2. Early in the labor market recovery, when we saw some weaker job reports, I doubled and tripled down on my assertion that job openings would get to 10 million in this recovery. Job openings rose all the way to 12 million and are currently a bit over 9 million. Even with the massive miss on a job report in May 2021, I didn’t waver. You can read about that here

3. I wrote that we should get back all the jobs lost to COVID-19 by September of 2022. At the time this would be a speedy labor market recovery, and it happened on schedule, too

4. This is the key one for right now!

If COVID-19 didn’t happen, we would have between 157 million and 159 million jobs today, which would have been regular with where job growth was running in February of 2020. Today, we are at 157 million! The reason this is so important is because job growth should be cooling down right about now. So, ignore this report and the last revisions and look at the trend of job growth data, it looks perfectly fine. At this stage of the economic cycle, the jobless claims data is more key, and right now, that data isn’t flashing red signals yet. 323,000 on the 4-week moving average has been my line in the sand, and we aren’t close to that yet. 

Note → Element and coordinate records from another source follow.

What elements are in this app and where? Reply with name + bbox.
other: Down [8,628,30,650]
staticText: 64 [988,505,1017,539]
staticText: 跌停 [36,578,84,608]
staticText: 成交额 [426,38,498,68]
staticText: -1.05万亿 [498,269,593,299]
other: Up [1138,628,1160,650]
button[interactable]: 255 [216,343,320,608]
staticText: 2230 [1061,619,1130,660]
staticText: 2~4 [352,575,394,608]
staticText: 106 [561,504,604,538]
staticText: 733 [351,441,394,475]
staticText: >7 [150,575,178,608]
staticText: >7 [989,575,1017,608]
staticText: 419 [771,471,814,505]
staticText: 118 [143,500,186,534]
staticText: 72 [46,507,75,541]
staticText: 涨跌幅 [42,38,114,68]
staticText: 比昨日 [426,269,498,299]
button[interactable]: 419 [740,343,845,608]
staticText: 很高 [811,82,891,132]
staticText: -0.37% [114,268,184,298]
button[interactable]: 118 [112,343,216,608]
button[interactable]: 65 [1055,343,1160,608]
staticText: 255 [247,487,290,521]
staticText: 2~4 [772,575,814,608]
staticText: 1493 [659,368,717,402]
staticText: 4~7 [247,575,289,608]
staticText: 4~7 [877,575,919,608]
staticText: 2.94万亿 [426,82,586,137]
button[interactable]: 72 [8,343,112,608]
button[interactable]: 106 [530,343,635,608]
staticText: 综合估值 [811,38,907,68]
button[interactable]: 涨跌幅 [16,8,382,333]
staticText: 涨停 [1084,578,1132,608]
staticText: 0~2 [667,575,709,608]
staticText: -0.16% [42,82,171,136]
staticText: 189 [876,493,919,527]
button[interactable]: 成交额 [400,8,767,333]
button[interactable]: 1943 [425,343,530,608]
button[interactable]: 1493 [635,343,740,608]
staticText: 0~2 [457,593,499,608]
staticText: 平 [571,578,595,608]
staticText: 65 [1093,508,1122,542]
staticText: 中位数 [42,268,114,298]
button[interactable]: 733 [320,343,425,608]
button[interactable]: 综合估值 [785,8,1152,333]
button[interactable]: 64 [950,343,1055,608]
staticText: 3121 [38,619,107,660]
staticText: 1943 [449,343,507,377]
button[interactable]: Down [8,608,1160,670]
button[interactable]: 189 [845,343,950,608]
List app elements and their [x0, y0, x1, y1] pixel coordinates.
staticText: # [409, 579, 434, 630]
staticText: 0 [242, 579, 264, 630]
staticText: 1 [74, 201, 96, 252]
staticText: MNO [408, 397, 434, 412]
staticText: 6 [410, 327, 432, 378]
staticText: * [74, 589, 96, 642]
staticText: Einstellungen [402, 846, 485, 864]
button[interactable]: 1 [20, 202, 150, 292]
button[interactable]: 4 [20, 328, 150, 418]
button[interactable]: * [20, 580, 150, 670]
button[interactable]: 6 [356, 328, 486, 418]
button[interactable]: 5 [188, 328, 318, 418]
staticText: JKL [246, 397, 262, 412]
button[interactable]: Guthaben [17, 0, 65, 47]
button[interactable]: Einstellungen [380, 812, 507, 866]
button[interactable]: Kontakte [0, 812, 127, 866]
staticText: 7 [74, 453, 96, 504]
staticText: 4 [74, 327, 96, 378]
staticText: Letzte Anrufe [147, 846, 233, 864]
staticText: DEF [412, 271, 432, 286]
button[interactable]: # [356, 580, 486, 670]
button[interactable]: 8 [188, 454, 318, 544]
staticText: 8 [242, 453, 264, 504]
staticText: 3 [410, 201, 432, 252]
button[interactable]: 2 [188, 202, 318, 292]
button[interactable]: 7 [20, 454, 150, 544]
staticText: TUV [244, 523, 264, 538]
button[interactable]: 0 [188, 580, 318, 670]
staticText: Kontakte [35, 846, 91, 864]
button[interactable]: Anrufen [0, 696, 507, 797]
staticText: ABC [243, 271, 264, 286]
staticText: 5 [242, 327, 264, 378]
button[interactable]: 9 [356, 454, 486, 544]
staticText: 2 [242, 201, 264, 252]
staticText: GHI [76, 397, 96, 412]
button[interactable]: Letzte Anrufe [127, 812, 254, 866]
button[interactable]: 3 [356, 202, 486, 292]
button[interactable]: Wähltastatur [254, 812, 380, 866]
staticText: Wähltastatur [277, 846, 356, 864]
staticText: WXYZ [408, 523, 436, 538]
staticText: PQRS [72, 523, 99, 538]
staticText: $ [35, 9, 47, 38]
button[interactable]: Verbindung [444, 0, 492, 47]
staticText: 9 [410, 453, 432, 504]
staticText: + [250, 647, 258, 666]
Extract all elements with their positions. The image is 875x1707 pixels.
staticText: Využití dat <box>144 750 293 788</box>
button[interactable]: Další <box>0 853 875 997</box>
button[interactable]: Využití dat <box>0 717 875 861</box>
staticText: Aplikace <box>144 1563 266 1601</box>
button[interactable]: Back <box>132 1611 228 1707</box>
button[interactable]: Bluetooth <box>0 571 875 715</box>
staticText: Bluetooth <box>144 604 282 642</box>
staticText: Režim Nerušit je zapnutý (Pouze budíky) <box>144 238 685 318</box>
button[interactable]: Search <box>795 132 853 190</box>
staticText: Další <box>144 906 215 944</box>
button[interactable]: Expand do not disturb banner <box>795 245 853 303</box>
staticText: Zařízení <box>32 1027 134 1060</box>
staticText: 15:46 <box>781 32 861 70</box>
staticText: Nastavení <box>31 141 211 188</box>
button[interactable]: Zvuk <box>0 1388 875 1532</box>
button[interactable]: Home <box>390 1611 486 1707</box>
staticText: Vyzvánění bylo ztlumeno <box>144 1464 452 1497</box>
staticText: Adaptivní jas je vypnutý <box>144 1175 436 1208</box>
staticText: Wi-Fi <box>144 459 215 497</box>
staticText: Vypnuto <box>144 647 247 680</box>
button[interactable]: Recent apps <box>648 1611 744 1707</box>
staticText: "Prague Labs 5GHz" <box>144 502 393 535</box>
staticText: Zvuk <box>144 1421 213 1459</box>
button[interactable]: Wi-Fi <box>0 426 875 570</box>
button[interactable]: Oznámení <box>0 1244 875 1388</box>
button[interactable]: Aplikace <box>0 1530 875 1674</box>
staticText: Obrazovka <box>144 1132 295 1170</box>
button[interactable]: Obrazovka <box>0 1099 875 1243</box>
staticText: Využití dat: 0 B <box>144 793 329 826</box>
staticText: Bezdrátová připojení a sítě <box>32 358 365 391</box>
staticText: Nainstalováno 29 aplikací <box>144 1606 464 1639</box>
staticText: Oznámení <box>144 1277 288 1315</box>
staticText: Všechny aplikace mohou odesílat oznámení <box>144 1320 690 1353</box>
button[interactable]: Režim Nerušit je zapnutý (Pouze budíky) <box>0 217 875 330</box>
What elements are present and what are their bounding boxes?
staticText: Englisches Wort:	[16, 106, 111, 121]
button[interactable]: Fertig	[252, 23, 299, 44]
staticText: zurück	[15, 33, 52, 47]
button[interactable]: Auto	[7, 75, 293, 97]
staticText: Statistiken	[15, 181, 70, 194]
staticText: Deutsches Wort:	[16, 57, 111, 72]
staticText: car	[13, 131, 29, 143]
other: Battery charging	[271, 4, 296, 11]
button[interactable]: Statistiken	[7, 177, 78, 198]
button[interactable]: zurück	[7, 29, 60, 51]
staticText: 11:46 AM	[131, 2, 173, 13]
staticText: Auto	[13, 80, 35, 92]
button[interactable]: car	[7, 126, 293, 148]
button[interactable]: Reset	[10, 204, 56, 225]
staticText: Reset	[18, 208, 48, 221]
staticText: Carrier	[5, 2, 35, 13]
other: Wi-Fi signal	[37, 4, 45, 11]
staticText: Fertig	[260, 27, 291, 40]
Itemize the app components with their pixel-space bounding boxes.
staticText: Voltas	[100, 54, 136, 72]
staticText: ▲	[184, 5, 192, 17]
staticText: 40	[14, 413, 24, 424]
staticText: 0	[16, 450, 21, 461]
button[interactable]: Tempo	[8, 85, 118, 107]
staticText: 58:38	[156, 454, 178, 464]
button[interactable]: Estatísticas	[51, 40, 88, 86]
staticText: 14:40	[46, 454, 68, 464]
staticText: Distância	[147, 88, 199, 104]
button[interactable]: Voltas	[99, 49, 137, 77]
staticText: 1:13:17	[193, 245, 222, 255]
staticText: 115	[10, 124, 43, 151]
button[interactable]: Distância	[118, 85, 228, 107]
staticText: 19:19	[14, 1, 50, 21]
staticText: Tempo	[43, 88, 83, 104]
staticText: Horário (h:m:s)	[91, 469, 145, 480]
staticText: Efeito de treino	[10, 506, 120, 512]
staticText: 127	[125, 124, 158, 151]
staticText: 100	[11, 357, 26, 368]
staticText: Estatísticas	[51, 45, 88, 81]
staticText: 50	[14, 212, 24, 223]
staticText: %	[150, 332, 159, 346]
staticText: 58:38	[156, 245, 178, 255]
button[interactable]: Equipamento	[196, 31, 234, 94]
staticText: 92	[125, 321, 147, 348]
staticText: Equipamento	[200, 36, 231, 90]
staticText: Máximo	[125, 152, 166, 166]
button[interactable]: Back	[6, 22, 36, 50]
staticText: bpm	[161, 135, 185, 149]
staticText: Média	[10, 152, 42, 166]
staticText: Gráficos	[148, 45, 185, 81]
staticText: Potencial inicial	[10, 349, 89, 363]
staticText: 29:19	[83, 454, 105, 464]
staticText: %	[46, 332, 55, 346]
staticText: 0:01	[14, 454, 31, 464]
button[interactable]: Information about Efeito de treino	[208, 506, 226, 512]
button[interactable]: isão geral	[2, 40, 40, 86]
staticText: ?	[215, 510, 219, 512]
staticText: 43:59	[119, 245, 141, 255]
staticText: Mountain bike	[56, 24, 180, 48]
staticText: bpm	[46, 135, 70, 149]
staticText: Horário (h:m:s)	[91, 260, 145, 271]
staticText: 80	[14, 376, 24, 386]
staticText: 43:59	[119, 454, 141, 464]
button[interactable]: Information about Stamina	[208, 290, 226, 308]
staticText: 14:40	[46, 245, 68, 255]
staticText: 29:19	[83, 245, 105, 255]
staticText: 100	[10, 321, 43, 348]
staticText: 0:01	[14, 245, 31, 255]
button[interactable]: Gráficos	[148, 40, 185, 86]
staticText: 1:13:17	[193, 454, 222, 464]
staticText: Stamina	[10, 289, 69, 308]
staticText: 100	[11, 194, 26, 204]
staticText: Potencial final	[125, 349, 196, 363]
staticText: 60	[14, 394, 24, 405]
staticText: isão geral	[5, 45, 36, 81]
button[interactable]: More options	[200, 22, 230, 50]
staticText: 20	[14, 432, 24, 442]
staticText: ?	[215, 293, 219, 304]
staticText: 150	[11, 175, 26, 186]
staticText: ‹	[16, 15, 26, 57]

With all that said, it isn’t surprising that the 10-year yield is still above 4% because I favor labor data over inflation. I can’t claim higher rates based on the growth rate of inflation data, but I can based on labor data. I say this because I don’t believe the Fed has pivoted yet.  On to the report. 

From BLSTotal nonfarm payroll employment rose by 353,000 in January, and the unemployment rate remained at 3.7 percent, the U.S. Bureau of Labor Statistics reported today. Job gains occurred in professional and business services, health care, retail trade, and social assistance. Employment declined in the mining, quarrying, and oil and gas extraction industry.

Here are the jobs that were created and lost in the previous month:

In this jobs report, the unemployment rate for education levels looks like this:

  • Less than a high school diploma: 6.0%
  • High school graduate and no college: 4.3%
  • Some college or associate degree: 3.3%
  • Bachelor’s degree or higher: 2.1%

So what should be made of this jobs report since other data lines show the labor market is less tight? Go with the trend; the job growth numbers are slowing down on schedule, but the labor market isn’t breaking. 

Over the next 12 months, the trend data will clearly show what I am talking about, as the last 12 months of the labor data have also shown. We must learn to separate the slowdown in job growth from the labor market breaking. This is why I have stressed the 323,000 jobless claims data since 2022. We traditionally have one to two reports a year that beat positive and one to two reports a year that miss. Don’t put your weight on one to two reports — focus on the trend and all the labor data put together.